Two natures in one person (hypostatic union) isn't "two gods"—that's a strawman Muslims love to knock down. Christianity never taught God changed or divided; the Son voluntarily humbled Himself.
If prayer disproves God, then Allah "descending" to the lowest heaven, regretting, or being surprised in hadiths raises bigger problems.
❌4.“Jesus didn’t know the Hour” (Mark 13:32 / Matt 24:36)
Addressed since the early Church: kenosis (Philippians 2:6–8). The Son, while fully divine, voluntarily limited His human knowledge in the Incarnation—not out of ignorance, but out of humble submission to the Father's will.
He still exercises divine omniscience elsewhere (knowing thoughts, Peter's denial, Nathanael's history). This isn't a contradiction—it's the mystery of the God-man. Muslims act like this is a "gotcha," but it's standard Trinitarian theology they've ignored for centuries.
❌5.“God is not a man” (Hosea 11:9, Numbers 23:19)
These affirm God's unchanging, non-physical nature—Christians fully agree.
The Incarnation doesn't mean God "became" a man in essence or ceased being God; it means the divine Son assumed human nature without confusion or change.
If this verse rules out incarnation, then Islam's own texts collapse: Allah "comes down" at night, "descends" to the sky, places His "shin," speaks with a voice, etc. Anthropomorphisms everywhere—yet Muslims demand literalism only when attacking Christianity.
❌6.Textual variants = "corruption"
Christians are upfront: they have over 5,800 Greek manuscripts, thousands more in other languages. Variants exist (mostly minor spelling/grammar), but no core doctrine (Trinity, deity of Christ, resurrection) hangs on disputed verses.
Contrast with Islam's claims of "perfect preservation": multiple ahruf (readings) from Muhammad, abrogated verses, lost surahs (e.g., stoning verse eaten by a goat per Aisha), and qirā’āt with meaningful differences (e.g., "slave" vs. "with"). If variants destroy reliability, the Qur'an fares far worse.
❌7.“Paul invented Christianity / high Christology”
Pure historical fiction. Pre-Pauline material shows worship of Jesus as God from the earliest days:
Philippians 2:6–11 (likely a pre-Pauline hymn, 30s–40s AD) – Jesus in the form of God, equal with God, worthy of every knee bowing (echoing Isaiah 45).
1 Corinthians 15:3–8 (early creed, mid-30s AD) – resurrection appearances to disciples.
Jewish monotheists worshiping a crucified man immediately post-resurrection.
Paul didn't invent; he inherited and defended what the apostles already believed. Claiming otherwise ignores the timeline and the Jewish context.

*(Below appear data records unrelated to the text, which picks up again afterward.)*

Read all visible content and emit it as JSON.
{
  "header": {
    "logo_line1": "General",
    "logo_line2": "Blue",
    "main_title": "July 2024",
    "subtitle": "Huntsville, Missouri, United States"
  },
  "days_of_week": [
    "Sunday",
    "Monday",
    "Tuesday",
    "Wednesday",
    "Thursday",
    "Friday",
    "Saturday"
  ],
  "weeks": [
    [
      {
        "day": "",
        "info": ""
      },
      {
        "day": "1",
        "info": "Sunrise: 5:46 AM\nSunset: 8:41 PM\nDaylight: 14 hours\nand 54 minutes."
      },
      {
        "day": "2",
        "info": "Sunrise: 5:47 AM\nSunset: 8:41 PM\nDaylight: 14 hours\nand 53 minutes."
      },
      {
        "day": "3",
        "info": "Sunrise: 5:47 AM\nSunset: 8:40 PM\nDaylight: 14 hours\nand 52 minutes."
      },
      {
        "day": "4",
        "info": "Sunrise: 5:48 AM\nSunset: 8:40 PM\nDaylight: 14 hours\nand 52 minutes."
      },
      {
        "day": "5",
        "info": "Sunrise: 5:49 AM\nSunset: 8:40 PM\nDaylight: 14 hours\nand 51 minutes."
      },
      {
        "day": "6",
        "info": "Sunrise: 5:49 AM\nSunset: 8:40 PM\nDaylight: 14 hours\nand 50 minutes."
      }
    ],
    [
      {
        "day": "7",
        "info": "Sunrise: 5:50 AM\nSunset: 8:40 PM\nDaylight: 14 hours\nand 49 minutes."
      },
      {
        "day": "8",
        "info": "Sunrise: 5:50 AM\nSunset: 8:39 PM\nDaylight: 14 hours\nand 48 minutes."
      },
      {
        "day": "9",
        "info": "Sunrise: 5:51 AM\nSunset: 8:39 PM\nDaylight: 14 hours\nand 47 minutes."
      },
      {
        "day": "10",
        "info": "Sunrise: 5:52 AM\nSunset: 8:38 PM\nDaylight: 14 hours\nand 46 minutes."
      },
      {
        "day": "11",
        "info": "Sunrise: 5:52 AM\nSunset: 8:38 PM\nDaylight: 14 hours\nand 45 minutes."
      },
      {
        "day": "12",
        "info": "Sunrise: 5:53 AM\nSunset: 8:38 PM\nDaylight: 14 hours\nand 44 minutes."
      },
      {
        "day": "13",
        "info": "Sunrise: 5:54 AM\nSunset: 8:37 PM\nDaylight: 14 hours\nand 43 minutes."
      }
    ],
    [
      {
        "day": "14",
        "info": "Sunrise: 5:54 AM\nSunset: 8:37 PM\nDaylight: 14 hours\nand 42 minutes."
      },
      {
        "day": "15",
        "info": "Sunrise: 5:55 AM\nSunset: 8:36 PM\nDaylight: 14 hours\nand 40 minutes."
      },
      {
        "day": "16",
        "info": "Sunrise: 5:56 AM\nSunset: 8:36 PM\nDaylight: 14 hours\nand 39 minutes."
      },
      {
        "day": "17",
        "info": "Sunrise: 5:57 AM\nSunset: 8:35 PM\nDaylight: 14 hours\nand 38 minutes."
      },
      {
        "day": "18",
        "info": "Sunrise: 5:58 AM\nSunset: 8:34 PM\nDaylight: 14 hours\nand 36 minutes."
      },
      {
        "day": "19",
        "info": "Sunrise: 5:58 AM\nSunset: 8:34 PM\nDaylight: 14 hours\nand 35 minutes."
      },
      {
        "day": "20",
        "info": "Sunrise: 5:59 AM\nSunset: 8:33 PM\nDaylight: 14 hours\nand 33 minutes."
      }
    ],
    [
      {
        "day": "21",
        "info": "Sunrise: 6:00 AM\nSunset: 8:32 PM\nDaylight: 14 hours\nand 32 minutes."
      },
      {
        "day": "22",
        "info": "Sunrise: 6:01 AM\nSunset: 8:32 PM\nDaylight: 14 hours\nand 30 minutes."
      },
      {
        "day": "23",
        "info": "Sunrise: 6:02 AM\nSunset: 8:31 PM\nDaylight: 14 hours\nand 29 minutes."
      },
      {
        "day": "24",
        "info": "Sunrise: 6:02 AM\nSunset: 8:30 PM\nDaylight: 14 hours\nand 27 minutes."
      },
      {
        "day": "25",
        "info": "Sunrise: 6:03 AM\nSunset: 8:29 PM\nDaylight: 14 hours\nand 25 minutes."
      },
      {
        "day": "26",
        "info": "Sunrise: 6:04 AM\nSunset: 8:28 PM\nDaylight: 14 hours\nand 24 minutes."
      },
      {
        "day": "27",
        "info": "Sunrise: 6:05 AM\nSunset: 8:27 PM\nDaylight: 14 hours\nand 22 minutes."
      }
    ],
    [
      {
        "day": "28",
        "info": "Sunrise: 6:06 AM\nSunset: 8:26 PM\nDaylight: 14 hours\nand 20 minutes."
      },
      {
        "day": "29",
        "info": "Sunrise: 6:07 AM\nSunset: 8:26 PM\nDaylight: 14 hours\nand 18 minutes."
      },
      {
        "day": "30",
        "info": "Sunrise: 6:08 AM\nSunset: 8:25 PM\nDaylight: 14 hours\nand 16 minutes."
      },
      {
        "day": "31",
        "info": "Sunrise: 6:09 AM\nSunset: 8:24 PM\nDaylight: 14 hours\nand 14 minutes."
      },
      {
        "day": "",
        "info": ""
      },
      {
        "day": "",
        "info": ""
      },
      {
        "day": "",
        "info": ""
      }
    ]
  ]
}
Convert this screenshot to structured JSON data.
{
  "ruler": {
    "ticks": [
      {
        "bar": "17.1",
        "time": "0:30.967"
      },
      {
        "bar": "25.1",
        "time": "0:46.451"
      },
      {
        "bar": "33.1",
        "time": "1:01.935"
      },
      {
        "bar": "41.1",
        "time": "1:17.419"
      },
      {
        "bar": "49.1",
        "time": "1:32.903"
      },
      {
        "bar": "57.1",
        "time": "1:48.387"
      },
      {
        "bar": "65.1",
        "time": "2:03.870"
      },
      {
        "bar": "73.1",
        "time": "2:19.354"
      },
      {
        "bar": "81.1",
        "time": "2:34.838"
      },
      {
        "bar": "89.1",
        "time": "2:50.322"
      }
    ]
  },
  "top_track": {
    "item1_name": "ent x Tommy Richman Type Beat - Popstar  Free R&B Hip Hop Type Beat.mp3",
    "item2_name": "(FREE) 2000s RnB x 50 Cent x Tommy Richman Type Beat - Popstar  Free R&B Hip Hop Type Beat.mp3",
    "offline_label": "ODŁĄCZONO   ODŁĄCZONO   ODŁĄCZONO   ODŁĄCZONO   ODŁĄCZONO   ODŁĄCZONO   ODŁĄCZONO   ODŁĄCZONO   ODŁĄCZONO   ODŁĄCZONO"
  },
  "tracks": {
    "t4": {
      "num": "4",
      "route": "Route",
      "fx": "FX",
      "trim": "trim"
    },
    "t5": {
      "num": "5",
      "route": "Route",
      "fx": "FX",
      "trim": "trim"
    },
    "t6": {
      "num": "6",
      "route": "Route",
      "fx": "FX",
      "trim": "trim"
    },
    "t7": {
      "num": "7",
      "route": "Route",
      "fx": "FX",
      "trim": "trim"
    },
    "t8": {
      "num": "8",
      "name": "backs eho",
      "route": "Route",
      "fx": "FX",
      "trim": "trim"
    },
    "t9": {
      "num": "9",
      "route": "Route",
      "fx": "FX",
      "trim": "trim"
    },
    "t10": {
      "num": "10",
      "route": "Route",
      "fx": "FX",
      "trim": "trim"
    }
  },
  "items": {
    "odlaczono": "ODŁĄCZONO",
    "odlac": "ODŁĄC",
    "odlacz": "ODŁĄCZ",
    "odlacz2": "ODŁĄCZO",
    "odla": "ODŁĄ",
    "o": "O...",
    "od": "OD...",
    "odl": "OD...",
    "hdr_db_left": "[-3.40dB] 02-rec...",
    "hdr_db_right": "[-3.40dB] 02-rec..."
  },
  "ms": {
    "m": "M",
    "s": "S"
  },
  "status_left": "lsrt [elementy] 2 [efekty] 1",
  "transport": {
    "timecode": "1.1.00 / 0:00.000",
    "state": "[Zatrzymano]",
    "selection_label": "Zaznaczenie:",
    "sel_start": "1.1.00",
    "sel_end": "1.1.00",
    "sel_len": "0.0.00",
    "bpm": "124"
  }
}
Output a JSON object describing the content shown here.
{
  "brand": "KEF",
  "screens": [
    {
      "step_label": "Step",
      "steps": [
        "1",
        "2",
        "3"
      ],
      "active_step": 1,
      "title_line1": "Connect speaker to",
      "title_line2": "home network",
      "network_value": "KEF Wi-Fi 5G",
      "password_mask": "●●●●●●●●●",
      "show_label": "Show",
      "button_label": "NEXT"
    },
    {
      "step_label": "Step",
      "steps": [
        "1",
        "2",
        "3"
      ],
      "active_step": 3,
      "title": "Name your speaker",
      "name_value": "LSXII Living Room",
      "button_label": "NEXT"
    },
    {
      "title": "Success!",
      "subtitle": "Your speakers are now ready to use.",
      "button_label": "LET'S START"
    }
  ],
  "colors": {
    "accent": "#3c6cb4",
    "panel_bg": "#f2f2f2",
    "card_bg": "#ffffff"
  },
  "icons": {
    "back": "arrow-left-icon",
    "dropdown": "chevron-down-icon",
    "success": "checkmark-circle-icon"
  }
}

Bottom line: These arguments win clicks by fast-talking, cherry-picking, and attacking a cartoonish "Trinity" that no serious Christian holds. They ignore Greek nuance, incarnation basics, and early evidence, while applying impossible standards to the Bible that Islam couldn't survive.
If Jesus was merely a prophet, why did strict Jewish monotheists—people who would stone you for blasphemy—worship Him as God right after seeing Him risen, and why didn't He correct them? The early Church didn't "evolve" into divinity claims; they started there because that's what Jesus revealed and accepted.
Keep posting videos, Lily—but the text, history, and logic keep pointing to the same conclusion: Jesus is Lord and God. The question isn't whether Christians can refute these claims—it's why Islamic apologists keep recycling them when they crumble so easily. Time to engage honestly instead of strawmanning.